Boxen Boxen: Der Job als Empfehlung

Halle/MZ - Allein sein? Muss nicht sein! In der Gruppe in einem Café oder einer Kneipe, so denkt Steffen Kretschmann, macht es mehr Spaß, sich einen Box-Kampf anzuschauen. Und es kreisen die Gedanken auch nicht ständig darum, ob er vielleicht eines Tages selbst da stehen wird, wo jetzt Francesco Pianeta steht: im Ring als Herausforderer von Weltmeister Wladimir Klitschko.
„Ich gebe zu, ich habe das im Hinterkopf“, bestätigt Kretschmann. Was wäre er auch für ein Profiboxer, wenn er nicht auf einen Schlagabtausch mit dem Superchampion hoffen würde?! Doch als Nummer elf der deutschen und Nummer 186 der Weltrangliste? Klingt irgendwie nach Luftschloss.
Zugegeben, die Möglichkeit ist vage, doch sie ist da. Denn Kretschmann machte - nun schon zum zweiten Mal - den Job, den zuvor Pianeta als Sprungbrett nutzen konnte. Der Magdeburger hatte sich einst als Sparringspartner in den Blickwinkel von Klitschko geboxt.
Nun also trainierte der Hallenser drei Wochen lang im österreichischen Going mit dem Mann, der in der Königsklasse seit Jahren das Nonplusultra ist. Er half ihm, sich für den WM-Kampf in der Nacht zum Sonntag in Mannheim in Form zu bringen. Nahezu täglich standen zwölf Runden Sparring auf dem Trainingsplan. Zwölf Runden für Klitschko, während sich anfangs neun Boxer den Part des Gegners teilten. Am Ende waren es noch fünf, und einer davon war Kretschmann. Was ihn schlussfolgern lässt: „Offenbar habe ich meine Sache gut gemacht.“
Gelohnt hat es sich für ihn allemal. „Mit dem besten Boxer der Welt zu trainieren, ist eine Riesenchance“, sagt Kretschmann, „ich habe eine Menge dazugelernt.“ Vor allem im taktischen Bereich. Es sei gar nicht so leicht, gegen einen Mann wie Klitschko kein festes Ziel zu sein. Kretschmann verrät: „Bewegung ist das A und O.“
Ein solches Camp bringe ihn weiter voran als jeder Kampf, ist sich Kretschmann sicher. Den Boxabend vor zwei Wochen im Maritimhotel hatte er deshalb kurzfristig abgesagt. Auch wenn er jetzt gerade Kämpfe braucht, um sich mit Siegen in der Weltrangliste wieder nach oben zu arbeiten.
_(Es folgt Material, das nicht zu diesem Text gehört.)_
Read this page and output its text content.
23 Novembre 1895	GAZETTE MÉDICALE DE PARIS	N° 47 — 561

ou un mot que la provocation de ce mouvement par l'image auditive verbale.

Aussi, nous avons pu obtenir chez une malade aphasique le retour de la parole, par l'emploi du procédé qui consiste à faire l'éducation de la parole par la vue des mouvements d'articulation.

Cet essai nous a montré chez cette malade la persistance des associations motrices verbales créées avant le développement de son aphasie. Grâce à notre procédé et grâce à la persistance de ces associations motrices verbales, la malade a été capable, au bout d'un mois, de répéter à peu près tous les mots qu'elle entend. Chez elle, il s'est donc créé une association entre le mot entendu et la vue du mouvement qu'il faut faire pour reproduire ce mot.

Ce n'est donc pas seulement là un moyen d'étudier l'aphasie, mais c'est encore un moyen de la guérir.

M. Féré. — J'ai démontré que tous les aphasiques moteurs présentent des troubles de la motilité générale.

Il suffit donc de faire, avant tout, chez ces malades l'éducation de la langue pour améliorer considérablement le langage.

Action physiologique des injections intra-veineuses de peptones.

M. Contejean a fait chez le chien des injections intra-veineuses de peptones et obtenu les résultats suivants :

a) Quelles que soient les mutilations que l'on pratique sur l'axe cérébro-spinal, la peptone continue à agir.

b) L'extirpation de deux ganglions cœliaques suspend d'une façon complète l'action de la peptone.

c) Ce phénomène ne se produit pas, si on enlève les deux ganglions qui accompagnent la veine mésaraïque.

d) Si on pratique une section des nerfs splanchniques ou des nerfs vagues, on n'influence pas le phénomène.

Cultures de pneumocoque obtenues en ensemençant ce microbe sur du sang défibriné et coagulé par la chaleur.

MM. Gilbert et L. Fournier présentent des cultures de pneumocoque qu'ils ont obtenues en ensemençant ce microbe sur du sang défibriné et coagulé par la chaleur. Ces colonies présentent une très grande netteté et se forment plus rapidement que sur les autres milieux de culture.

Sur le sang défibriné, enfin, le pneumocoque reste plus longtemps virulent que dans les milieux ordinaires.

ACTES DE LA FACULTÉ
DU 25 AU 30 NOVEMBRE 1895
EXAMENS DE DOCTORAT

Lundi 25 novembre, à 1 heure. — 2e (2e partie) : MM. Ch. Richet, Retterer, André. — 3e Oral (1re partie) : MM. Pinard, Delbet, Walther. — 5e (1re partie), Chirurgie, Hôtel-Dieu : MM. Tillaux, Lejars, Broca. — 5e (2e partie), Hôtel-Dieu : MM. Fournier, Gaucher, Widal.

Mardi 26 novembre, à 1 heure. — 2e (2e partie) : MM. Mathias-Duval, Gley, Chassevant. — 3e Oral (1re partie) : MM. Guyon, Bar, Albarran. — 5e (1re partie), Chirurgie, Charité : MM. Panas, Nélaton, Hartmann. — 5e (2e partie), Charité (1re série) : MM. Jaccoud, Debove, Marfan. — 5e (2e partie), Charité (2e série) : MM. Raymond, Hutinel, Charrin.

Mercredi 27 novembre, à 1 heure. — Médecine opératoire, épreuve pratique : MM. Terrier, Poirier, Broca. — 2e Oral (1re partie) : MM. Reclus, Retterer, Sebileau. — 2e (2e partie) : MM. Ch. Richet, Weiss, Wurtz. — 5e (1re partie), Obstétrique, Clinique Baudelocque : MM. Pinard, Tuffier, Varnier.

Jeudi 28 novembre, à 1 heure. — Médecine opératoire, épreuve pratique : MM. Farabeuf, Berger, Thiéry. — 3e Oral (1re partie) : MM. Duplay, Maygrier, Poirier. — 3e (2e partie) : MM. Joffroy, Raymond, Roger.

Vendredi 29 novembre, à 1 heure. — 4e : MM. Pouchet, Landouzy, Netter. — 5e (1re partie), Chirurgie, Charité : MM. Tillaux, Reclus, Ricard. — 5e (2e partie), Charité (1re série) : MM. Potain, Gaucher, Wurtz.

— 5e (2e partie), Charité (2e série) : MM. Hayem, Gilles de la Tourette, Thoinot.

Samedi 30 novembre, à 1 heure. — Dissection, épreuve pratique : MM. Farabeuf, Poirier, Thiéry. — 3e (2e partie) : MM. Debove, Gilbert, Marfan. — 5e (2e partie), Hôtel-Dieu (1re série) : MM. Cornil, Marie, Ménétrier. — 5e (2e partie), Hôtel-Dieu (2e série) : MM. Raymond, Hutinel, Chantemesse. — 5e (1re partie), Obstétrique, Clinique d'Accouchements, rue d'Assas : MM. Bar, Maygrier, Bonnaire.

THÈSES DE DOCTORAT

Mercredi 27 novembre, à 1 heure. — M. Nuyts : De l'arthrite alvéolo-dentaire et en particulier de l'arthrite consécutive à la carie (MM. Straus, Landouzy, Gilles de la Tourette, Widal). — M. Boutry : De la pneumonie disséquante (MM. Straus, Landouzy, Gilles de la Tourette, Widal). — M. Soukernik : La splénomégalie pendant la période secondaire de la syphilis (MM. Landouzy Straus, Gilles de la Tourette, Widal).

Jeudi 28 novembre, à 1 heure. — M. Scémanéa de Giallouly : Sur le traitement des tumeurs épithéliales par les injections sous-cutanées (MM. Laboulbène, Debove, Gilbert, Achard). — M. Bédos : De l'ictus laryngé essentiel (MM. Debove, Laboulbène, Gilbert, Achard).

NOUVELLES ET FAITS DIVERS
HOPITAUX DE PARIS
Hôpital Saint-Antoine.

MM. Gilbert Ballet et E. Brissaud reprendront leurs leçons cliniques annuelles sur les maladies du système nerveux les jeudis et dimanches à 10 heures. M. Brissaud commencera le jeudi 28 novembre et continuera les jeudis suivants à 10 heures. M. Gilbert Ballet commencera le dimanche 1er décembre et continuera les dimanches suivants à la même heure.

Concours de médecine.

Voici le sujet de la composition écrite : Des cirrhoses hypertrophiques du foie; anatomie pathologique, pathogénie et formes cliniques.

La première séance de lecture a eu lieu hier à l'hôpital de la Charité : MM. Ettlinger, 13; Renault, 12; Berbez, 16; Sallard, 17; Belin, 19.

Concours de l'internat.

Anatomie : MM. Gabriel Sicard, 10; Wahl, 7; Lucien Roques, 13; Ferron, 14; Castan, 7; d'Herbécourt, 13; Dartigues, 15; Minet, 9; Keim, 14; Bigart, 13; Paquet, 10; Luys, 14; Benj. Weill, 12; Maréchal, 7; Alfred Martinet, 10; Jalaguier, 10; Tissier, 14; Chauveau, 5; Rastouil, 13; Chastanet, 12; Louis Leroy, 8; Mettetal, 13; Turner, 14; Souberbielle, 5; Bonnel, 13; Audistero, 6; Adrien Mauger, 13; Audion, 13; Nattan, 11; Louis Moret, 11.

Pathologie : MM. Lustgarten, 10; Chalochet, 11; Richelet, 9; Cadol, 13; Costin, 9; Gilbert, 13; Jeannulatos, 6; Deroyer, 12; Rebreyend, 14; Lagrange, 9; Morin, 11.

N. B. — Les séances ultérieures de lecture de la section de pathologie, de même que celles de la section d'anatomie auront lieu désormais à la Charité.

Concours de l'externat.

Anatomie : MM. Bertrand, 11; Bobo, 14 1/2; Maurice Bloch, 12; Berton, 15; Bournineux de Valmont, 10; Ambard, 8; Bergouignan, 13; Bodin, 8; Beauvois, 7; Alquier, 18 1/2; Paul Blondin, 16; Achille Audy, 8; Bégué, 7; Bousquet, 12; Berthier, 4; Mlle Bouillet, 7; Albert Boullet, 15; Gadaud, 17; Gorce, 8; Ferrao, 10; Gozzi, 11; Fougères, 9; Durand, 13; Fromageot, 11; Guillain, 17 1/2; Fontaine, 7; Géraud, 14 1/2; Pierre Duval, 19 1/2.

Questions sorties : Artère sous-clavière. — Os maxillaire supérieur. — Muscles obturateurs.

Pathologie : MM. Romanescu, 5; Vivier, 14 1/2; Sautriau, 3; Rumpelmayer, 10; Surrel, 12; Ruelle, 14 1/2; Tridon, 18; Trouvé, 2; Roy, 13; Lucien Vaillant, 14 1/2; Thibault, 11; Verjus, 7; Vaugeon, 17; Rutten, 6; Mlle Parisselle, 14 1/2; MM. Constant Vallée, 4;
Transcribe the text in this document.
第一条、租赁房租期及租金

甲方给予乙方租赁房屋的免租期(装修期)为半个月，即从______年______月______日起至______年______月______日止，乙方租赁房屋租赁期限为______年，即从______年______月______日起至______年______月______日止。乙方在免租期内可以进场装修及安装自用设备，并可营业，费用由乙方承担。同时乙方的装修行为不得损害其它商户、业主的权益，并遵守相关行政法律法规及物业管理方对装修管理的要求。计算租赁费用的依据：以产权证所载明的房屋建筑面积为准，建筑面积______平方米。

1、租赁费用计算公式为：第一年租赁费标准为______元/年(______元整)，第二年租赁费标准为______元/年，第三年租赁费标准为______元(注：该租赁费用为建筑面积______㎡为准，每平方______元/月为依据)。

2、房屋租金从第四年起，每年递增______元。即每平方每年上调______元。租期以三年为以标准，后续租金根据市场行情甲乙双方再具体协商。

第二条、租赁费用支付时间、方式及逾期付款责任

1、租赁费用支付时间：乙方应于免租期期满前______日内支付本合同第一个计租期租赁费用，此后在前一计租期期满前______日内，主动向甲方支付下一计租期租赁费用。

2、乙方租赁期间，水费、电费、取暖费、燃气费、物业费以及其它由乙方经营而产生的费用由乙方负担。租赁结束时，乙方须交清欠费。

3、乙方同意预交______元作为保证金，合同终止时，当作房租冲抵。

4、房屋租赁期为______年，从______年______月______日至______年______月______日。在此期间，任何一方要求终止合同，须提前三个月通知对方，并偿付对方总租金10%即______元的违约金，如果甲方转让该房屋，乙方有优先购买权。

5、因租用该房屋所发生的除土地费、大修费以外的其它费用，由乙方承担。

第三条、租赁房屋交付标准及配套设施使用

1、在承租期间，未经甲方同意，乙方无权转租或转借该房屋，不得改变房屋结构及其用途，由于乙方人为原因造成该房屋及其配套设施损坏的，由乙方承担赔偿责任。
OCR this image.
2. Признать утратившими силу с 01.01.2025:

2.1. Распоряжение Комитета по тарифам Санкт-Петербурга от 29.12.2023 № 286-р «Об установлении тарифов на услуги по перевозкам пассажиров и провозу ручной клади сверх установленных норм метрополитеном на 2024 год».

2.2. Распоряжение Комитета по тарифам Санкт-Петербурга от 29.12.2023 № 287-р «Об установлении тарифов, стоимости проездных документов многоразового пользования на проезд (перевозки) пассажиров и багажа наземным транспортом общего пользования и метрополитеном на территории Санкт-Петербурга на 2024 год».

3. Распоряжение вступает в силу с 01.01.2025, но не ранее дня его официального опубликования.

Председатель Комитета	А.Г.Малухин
Auch finanziell rechnet sich der Ausflug von Kretschmann in die Abgeschiedenheit der Tiroler Berge, obgleich er keine Summe nennt. „Das ist vertraglich so vereinbart.“ Eines ist aber klar: Das ist das Geld, das er dringend braucht. Den jahrelangen Rechtsstreit mit seinem früheren Promoter Achmed Öner, der ihm noch immer eine fünfstellige Summe schuldet, hat er zwar vor Gericht gewonnen. Bekommen hat der Vater einer zweieinhalb Jahre alten Tochter diese deshalb aber immer noch nicht.
Glücklicherweise ist da nach wie vor der private Förderer aus München. Er glaubt fest an den Karriere-Durchbruch des zweifachen WM-Dritten der Amateure auch im bezahlten Sport. So kann Kretschmann weiter akribisch trainieren und bei kleineren Veranstaltungen Ranglistenpunkte sammeln wie möglicherweise im Juli in Weißenfels. Und da ist noch die offene Rechnung mit Timo Hoffmann. Der hatte ihm nach einem abgebrochenen Kampf bei einer verregneten Freiluftveranstaltung die Revanche versprochen.
Erst einmal ist für Kretschmann eine Lehrvorführung angesagt. Mit Freunden in einer Kneipe.